14 thoughts on iStock’s New Referral Program

  1. “By the way, do not expect that clicking on the links below left will change your method. You have to go to your preferences page (on the right). Clicking the links on the left will take you to your preferences page, you just have to then click the referral program tab.”

    Thanks for this, Sean. I clicked the link yesterday and assumed it was changed so I didn’t edit my preferences.

  2. Thank you, Sean. I really appreciate you taking the time and effort to help the more intellectually challenged of us out there.

    I tried following your steps exactly, but I keep getting an annoying “traffic_record” text / link in the http code generated from the UBB when linking to a lightbox. Any idea what I might be doing wrong?

  3. I’m not sure the $100 is external. If you click the link in the referral program to get your payout it just goes to the normal request for payout page for iStock. They may add something in their later though.

    As for the $20 vs 20%, the 20% applies to all purchases so if a buyer only buys 6 or 12 credits you’ll get 20% of the (admittedly small) amount they spend. The cut over point is as you say the 120 credit pack, but if lots of buyers only buy small credit packs as their initial purchase (don’t forget they’ll already have 10 free credits) if might add up. Who knows? I have only ever had 2 referrals. You’d have a better set of stats than me. How much did your referrals drop down when they went from 10 credits to 26 credits for a referral?

    • You’re right. Their initial wording was very confusing on the payout.

      My referrals dropped from 20 a month or so, to 2-3 initially, although I was up to 5-6 in October.

  4. Not to mention if they went mad and bought 300 credits or more then you would be missing out a lot, however unlikely that would be.
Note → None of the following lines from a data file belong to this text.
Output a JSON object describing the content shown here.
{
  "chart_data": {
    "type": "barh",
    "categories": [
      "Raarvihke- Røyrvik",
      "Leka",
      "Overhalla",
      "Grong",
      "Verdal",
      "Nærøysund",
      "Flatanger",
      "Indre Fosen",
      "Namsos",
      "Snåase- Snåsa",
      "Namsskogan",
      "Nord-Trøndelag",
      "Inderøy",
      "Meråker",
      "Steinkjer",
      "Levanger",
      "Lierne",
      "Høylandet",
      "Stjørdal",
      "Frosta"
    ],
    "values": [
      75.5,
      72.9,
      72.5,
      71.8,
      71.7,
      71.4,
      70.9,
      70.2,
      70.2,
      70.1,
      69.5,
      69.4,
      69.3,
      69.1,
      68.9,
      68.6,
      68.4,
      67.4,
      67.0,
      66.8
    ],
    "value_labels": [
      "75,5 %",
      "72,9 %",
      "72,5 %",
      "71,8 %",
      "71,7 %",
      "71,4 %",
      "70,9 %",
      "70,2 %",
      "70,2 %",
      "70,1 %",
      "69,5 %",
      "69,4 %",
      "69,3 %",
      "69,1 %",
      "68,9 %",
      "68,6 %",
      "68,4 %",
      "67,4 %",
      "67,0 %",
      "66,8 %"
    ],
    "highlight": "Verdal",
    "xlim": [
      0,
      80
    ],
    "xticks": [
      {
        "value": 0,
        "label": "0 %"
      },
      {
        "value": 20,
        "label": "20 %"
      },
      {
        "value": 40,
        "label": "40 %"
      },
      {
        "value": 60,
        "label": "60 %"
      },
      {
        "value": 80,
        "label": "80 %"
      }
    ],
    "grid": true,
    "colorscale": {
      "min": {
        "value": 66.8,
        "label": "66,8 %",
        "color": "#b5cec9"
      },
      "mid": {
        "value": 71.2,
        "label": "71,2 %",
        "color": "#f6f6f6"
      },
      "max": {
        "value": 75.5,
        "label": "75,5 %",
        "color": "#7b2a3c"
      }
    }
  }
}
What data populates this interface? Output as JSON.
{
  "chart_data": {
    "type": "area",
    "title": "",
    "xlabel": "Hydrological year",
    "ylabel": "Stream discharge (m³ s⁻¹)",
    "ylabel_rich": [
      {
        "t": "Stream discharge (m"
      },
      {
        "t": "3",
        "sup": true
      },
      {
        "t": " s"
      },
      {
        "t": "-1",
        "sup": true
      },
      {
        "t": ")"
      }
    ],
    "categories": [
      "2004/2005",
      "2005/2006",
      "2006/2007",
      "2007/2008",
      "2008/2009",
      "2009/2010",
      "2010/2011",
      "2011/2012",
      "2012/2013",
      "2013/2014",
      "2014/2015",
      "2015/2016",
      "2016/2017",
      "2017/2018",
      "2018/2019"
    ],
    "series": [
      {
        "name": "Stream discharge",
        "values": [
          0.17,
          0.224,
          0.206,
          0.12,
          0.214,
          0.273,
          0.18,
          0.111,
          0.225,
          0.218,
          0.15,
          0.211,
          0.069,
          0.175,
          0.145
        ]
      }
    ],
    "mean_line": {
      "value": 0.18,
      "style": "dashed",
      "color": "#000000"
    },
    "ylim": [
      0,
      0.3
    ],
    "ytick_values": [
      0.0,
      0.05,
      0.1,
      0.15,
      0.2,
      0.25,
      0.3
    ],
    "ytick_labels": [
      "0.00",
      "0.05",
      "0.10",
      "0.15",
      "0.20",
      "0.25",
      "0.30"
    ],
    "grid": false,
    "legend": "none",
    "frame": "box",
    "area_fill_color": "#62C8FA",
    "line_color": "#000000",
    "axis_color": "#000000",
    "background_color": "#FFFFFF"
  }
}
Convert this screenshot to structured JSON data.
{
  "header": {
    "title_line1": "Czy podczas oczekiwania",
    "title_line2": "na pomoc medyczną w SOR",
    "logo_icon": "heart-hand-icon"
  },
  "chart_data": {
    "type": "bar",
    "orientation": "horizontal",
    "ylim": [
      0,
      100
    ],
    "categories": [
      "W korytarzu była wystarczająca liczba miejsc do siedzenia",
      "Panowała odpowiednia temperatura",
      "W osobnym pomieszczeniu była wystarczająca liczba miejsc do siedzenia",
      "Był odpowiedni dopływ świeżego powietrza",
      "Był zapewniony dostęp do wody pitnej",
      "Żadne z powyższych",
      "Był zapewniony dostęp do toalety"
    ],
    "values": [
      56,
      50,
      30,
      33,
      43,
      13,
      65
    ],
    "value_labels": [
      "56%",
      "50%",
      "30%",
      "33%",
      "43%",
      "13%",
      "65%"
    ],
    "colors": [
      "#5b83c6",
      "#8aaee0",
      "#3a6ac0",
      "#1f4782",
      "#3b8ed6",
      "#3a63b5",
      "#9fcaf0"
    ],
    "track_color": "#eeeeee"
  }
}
I wonder what happens if they buy a subscription pack? Do you get any of it?

  5. “The important part here is that lc=054934042431004651?, which is my unique referral code. ”

    The code may change if you generate different banners, at least it changes in my account.

  6. Thanks Sean. I’m still undecided on whether the 20% is worthwhile, based on the fact that iStock admins probably did the math and I’m guessing it will work out to roughly the same. They implemented it so contrib’s have an incentive to push potential buyers into getting bigger credit packages. Nothing a few 30 day periods won’t reveal. 😉

  7. As far as I can tell, this number is included in any referral method so IS knows who sent the person. It does not change.

    Actually, you can click the generate button all day long, and none of the values in the link will change.

    I haven’t tried it but I think if you add a custome link instead of just the lightbox yo ucan add a non-sense parameter to the querystring to generate an unique id for the same destination.

    eg:

    http://www.istockphoto.com/search/lightbox/9496919?test=123

    Should be different from

    http://www.istockphoto.com/search/lightbox/9496919?test=1234

    and istock just ignores the parameter.

  8. Sean, thank you for making this clear. I am just redoing my website and this has made it so much easier for me to set up my stock page with referals.

  9. Thank you so much for this, Sean. Really, I don’t know what we contributors would do without your ability to make things so much clearer that iStock seems able to achieve!